Par arrêt du 9 novembre 2016 (393902 et 393926) le Conseil d’Etat avait également estimé que l’abstention de prendre les mesures adaptées, consistant en la suspension ou le retrait de l’autorisation de mise sur le marché la molécule litigieuse, constituait une faute de nature à engager la responsabilité de l’Etat.
Par arrêt du 4 Août 2017 (16PA00157 et 16PA03634) la CAA de Paris avait jugé que les agissements fautifs des laboratoires Servier étaient de nature à exonérer l’Etat, pour l’ensemble de la période du 7 juillet 1999, date à laquelle sa responsabilité s’est trouvée engagée, au 30 novembre 2009, date à laquelle sa responsabilité a cessé, de 70 % de cette responsabilité quant à la réparation des conséquences dommageables pour les patients de la prise de Mediator.

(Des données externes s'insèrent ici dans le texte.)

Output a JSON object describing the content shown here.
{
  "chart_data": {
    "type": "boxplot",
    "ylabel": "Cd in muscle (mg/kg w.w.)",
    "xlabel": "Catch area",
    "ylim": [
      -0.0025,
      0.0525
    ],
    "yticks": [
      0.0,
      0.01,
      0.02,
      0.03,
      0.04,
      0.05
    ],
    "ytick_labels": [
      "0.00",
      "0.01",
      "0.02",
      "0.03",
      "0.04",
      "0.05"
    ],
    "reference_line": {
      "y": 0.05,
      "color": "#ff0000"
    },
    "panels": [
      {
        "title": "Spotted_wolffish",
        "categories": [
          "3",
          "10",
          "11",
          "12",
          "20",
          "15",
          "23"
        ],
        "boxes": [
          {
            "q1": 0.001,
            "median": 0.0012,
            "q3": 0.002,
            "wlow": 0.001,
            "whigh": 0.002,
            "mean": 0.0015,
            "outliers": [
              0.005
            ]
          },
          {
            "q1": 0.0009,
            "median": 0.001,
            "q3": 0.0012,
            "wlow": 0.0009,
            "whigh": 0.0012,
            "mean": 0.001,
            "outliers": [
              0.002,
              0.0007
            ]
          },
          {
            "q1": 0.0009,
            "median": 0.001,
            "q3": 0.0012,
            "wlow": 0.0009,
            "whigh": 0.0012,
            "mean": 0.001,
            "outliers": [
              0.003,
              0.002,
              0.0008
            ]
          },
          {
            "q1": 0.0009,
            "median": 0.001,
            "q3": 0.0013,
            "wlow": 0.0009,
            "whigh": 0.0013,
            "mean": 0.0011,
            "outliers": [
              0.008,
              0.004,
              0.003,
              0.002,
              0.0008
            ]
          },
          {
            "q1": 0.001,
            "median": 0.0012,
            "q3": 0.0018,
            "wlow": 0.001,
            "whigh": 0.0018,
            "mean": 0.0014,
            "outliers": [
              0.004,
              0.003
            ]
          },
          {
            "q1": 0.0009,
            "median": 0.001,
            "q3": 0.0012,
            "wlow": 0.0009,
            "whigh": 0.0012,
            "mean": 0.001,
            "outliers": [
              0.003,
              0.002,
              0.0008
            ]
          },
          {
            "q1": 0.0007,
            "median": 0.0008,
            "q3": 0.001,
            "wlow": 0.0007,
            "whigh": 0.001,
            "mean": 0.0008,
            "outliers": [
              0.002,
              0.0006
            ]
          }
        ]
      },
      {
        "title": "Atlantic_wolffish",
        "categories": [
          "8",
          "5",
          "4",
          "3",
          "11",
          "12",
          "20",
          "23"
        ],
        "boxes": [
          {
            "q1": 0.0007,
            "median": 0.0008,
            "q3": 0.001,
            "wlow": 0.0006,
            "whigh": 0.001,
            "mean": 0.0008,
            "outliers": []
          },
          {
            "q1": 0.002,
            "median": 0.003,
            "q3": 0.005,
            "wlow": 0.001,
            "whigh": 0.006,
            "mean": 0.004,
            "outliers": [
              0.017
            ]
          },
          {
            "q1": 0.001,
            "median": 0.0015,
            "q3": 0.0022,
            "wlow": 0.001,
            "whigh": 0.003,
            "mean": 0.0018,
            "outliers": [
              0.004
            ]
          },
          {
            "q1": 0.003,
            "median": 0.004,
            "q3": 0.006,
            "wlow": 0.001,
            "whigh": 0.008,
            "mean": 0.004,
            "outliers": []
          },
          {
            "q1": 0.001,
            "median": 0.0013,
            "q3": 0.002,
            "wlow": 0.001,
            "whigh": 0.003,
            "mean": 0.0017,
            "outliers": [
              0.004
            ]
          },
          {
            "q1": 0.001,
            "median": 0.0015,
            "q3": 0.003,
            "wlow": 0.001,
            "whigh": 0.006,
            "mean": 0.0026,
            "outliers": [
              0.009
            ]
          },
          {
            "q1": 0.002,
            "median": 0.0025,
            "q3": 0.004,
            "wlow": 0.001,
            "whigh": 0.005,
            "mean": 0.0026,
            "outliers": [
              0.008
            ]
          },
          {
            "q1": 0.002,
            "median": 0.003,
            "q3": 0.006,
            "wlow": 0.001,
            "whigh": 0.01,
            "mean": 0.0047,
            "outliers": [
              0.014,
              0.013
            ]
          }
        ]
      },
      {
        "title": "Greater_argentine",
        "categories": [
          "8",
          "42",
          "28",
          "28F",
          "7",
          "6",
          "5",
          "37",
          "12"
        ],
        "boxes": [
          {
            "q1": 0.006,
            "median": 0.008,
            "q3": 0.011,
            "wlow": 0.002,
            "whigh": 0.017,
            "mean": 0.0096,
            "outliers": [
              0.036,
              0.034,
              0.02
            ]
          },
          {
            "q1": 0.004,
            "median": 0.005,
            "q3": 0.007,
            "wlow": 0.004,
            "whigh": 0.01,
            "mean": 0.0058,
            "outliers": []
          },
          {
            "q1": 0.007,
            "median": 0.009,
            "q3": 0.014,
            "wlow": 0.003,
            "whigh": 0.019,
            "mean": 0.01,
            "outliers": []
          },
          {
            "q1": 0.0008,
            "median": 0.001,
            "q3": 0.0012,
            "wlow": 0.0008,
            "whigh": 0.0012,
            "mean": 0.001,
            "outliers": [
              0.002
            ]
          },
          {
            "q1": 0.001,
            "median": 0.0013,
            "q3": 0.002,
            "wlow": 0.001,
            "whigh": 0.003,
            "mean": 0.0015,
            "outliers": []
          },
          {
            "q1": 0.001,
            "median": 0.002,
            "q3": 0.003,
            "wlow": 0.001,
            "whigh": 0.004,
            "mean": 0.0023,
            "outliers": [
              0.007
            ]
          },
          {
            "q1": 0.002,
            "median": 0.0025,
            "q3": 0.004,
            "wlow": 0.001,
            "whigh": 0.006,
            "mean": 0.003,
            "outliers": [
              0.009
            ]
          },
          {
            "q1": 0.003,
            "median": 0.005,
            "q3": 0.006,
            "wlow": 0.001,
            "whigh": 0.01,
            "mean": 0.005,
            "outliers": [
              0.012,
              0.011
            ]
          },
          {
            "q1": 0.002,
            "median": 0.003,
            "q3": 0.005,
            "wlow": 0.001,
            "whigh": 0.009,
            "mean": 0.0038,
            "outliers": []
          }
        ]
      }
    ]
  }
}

Par arrêt n° 22PA02445 du 4 juillet 2024, la Cour administrative d’appel (CAA)de Paris a rejeté le recours de la société Servier à l’encontre de l’Etat visant à obtenir le remboursement de 30% des indemnités qu’elle avait du verser aux victimes aux motifs que « en principe, la responsabilité de l’administration peut être engagée à raison de la faute qu’elle a commise, pour autant qu’il en soit résulté un préjudice direct et certain. Lorsque cette faute et celle d’un tiers ont concouru à la réalisation d’un même dommage, le tiers co-auteur qui a indemnisé la victime peut se retourner contre l’administration, en vue de lui faire supporter pour partie la charge de la réparation, en invoquant la faute de celle-ci. Il peut, de même, rechercher la responsabilité de l’administration, à raison de cette faute, pour être indemnisé de ses préjudices propres. Sa propre faute lui est opposable, qu’il agisse en qualité de co-auteur ou de victime du dommage. A ce titre, dans le cas où il a délibérément commis une faute d’une particulière gravité, il ne peut se prévaloir de la faute que l’administration aurait elle-même commise en négligeant de prendre les mesures qui auraient été de nature à l’empêcher de commettre le fait dommageable ».
Dès lors, la société Servier ayant délibérément commis une faute d’une particulière gravité, elle ne peut se prévaloir de la faute que l’administration a elle-même commise et qui a été reconnue par l’arrêt du 4 août 2017.